My code involves repeating a calculation for a certain number of iterations. I am using shared memory for the code, and for the first iteration, I have copied the data from the global memory to the shared memory. For this iteration, all threads read an element from the shared memory.
However, for each iteration beyond the first iteration, I change one of the elements in the shared memory (in a cyclic manner but it is always done by the same thread, last thread in the block in the example shown below) and set it to another value in the global memory (there are only loads associated with the global memory). The idea is to to reuse some of the already cached values in the shared memory instead of each thread reading from the global memory. So my present code has one thread (in the following example, the last thread in the block) updating its shared memory location with a value from the global memory.
For example, here is a simplified version to demonstrate the idea.

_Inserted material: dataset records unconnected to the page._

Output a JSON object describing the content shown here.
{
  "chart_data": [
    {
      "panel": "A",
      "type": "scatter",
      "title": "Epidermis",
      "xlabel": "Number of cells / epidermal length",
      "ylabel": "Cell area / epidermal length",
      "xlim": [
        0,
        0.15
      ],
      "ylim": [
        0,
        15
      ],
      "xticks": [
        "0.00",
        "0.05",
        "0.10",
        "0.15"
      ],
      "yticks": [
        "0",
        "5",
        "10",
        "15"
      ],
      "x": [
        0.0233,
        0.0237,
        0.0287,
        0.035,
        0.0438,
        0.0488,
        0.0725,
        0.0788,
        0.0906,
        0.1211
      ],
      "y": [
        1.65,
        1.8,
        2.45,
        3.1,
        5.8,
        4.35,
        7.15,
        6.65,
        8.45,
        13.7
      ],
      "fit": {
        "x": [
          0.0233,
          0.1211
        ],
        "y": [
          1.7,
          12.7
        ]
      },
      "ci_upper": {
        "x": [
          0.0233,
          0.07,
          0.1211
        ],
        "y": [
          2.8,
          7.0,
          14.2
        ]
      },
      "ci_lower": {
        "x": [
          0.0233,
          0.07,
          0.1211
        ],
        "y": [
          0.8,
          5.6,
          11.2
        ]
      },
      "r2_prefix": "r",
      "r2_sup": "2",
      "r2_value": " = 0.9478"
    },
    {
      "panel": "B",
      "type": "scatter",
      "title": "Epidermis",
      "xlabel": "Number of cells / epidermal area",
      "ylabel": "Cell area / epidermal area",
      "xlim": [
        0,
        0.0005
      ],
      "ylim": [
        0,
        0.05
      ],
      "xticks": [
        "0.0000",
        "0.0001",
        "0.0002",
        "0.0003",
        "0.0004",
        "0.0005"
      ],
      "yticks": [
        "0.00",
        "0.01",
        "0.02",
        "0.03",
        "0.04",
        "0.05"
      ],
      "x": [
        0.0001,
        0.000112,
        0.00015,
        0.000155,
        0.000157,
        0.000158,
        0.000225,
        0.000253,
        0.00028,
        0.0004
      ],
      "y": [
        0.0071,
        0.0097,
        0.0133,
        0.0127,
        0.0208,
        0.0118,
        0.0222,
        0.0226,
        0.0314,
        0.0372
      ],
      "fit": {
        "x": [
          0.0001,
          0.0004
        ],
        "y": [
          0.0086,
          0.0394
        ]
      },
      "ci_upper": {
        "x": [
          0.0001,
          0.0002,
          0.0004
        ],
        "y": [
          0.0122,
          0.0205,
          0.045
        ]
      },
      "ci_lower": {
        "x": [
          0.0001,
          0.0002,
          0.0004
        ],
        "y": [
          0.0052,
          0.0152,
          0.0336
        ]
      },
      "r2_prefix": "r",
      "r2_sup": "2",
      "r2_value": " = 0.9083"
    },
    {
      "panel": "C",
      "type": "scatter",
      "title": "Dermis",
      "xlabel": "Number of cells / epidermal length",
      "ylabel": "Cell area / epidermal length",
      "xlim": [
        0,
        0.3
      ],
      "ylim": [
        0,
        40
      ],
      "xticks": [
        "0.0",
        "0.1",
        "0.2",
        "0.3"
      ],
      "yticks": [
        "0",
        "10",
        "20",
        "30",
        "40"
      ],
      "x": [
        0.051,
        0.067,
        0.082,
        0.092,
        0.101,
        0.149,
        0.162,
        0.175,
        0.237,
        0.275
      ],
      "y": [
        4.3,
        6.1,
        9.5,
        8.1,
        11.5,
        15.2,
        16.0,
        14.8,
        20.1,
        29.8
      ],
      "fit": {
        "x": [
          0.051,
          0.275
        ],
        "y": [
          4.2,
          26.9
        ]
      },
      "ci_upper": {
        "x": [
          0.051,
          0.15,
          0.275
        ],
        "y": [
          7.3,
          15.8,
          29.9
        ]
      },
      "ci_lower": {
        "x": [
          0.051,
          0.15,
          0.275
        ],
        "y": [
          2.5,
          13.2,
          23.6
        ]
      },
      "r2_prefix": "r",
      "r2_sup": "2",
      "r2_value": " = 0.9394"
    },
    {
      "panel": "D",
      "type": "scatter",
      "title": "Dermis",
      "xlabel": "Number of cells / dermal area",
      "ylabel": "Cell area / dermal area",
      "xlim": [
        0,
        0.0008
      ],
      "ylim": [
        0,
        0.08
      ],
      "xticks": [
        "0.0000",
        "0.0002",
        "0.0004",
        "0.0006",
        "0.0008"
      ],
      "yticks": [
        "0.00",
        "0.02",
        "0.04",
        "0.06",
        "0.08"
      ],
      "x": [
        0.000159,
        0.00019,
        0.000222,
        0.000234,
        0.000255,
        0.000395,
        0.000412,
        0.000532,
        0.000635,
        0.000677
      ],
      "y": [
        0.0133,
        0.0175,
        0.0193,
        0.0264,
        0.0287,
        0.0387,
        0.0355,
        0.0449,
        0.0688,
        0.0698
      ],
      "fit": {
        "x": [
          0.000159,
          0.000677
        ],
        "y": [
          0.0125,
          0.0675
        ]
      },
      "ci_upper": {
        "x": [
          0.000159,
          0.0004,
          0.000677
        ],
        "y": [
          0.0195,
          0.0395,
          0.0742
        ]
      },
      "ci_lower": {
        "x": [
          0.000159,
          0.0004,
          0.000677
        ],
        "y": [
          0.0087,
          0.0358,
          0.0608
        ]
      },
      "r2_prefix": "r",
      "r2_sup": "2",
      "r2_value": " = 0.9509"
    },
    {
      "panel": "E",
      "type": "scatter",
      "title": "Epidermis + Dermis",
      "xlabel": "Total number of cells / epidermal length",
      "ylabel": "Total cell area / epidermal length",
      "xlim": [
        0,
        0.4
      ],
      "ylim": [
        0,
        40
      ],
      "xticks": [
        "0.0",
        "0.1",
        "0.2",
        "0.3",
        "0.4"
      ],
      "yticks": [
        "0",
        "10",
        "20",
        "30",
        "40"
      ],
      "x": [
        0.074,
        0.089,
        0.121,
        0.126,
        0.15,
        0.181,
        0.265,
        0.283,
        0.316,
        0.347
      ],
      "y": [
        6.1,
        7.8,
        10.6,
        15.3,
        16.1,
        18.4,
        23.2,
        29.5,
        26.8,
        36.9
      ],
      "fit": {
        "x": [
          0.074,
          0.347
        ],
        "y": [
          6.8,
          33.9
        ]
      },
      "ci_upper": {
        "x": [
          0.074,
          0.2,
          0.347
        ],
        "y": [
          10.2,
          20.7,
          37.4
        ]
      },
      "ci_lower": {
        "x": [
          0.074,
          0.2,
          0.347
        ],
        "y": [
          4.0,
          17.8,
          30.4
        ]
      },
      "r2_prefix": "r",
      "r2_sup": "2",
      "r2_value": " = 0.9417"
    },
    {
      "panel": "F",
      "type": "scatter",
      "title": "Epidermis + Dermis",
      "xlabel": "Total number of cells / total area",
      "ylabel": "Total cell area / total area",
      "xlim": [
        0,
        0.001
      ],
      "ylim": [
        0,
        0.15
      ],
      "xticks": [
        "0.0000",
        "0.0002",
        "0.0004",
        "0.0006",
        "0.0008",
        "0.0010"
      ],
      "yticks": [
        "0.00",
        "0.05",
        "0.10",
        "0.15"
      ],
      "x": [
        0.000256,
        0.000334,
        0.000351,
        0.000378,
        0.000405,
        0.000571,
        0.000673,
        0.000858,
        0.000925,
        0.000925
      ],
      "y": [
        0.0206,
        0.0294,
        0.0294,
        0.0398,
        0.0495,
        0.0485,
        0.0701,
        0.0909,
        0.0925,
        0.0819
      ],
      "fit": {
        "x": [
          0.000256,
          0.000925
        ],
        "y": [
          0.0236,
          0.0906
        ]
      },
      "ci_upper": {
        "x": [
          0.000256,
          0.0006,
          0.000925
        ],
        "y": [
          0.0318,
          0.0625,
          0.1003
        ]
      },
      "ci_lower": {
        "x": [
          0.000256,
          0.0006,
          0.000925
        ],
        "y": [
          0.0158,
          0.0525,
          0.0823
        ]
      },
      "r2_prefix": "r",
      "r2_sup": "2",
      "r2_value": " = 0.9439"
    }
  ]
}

for (iteration=1; iteration < totalIterations; iteration++) {
if (iteration == 1) {
sharedMem[threadIdx.x] = globalMem[globalIndex];
}
else {
if (threadIdx.x == blockDim.x-1) {
sharedMem[threadIdx.x] = globalMem[...]; // index is not the globalIndex in this case as it could be any value from the global memory (in this case, cyclic, for example, if there are 4 threads in the block, it could be 5, 6, 7, 8 and so on).
}
__syncthreads();
// Compute something with the shared memory values.
}
It is quite obvious that the code suffers from branch divergence (also shown by the CUDA Visual Profiler). Is there a way to avoid the branch divergence at the same time using the shared memory? Please let me know if there is any confusion and I can explain in further detail.